Malah hingga saat ini masih banyak bahasa di dunia ini yang belum punya tradisi tulis. Artinya,
bahasa itu hanya digunakan secara lisan, tetapi tidak secara tulisan.
Meskipun dikatakan bahasa lisan adalah primer dan bahasa tulis sekunder, tetapi peranan
atau fungsi bahasa tulis di dalam kehidupan modern sangat besar sekali.
Para ahli dewasa ini memperkirakan tulisan itu berawal dan tumbuh dari gambar-gambar
yang terdapat di gua-gua di Altamira diSpanyol utara, dan di beberapa tempat lain. Pada zaman
modern pun pictogram ini masih banyak digunakan orang sebagai alat komunikasi.
Aksara paku kemudian diambil oleh orang Persia, yakni pada zaman Darius I (522-468
SM). System yang demikian yang menggambarkan suku kata disebut aksara silabis. Aksara
silabis Mesir ini mempengaruhi system tulisan bangsa-bangsa lain, termasuk bangsa Fanesia,
yang hidup dipantai timur Laut Tengah.
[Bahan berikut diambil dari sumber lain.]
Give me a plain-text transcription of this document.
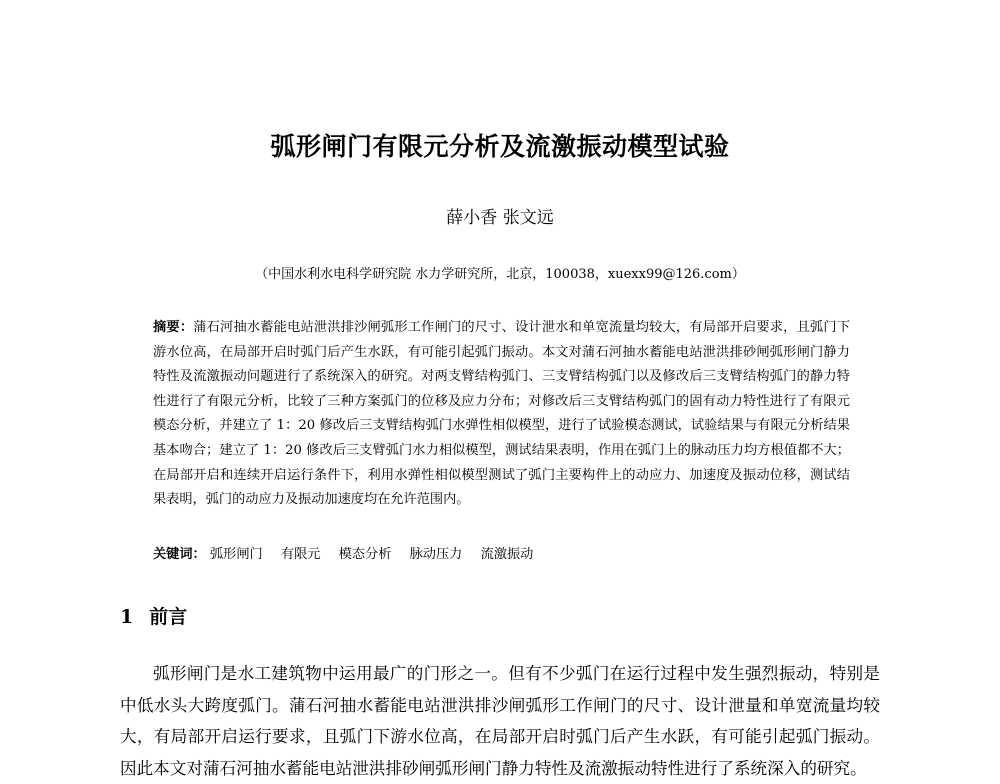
弧形闸门有限元分析及流激振动模型试验
薛小香 张文远
（中国水利水电科学研究院 水力学研究所，北京，100038，xuexx99@126.com）
摘要：蒲石河抽水蓄能电站泄洪排沙闸弧形工作闸门的尺寸、设计泄水和单宽流量均较大，有局部开启要求，且弧门下游水位高，在局部开启时弧门后产生水跃，有可能引起弧门振动。本文对蒲石河抽水蓄能电站泄洪排砂闸弧形闸门静力特性及流激振动问题进行了系统深入的研究。对两支臂结构弧门、三支臂结构弧门以及修改后三支臂结构弧门的静力特性进行了有限元分析，比较了三种方案弧门的位移及应力分布；对修改后三支臂结构弧门的固有动力特性进行了有限元模态分析，并建立了 1：20 修改后三支臂结构弧门水弹性相似模型，进行了试验模态测试，试验结果与有限元分析结果基本吻合；建立了 1：20 修改后三支臂弧门水力相似模型，测试结果表明，作用在弧门上的脉动压力均方根值都不大；在局部开启和连续开启运行条件下，利用水弹性相似模型测试了弧门主要构件上的动应力、加速度及振动位移，测试结果表明，弧门的动应力及振动加速度均在允许范围内。
关键词： 弧形闸门 有限元 模态分析 脉动压力 流激振动
1 前言
弧形闸门是水工建筑物中运用最广的门形之一。但有不少弧门在运行过程中发生强烈振动，特别是中低水头大跨度弧门。蒲石河抽水蓄能电站泄洪排沙闸弧形工作闸门的尺寸、设计泄量和单宽流量均较大，有局部开启运行要求，且弧门下游水位高，在局部开启时弧门后产生水跃，有可能引起弧门振动。因此本文对蒲石河抽水蓄能电站泄洪排砂闸弧形闸门静力特性及流激振动特性进行了系统深入的研究。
Aksara Fenesia terdiri dari 22 buah suku kata. Jadi
aksara fenesia ini setiap aksaar melambangkan satu konsonan yang diikuti oleh satu vocal.
Dalam pembicaraan mengenai bahasa tulis dan tulisan kita menemukan istilah-istilah
huruf, abjad, alphabet, aksara, graf, grafem, alograf, dan juga kaligrafi dan grafiti. Dalam
kehidupan manusia aksara ternyata tidak hanya dipakai untuk keperluan menulis dan membaca,
tetapi juga telah berkembang menjadi suatu karya seni yang disebut kaligrafi, atau secara harfiah
biasa diartikan sebagai seni menulis indah.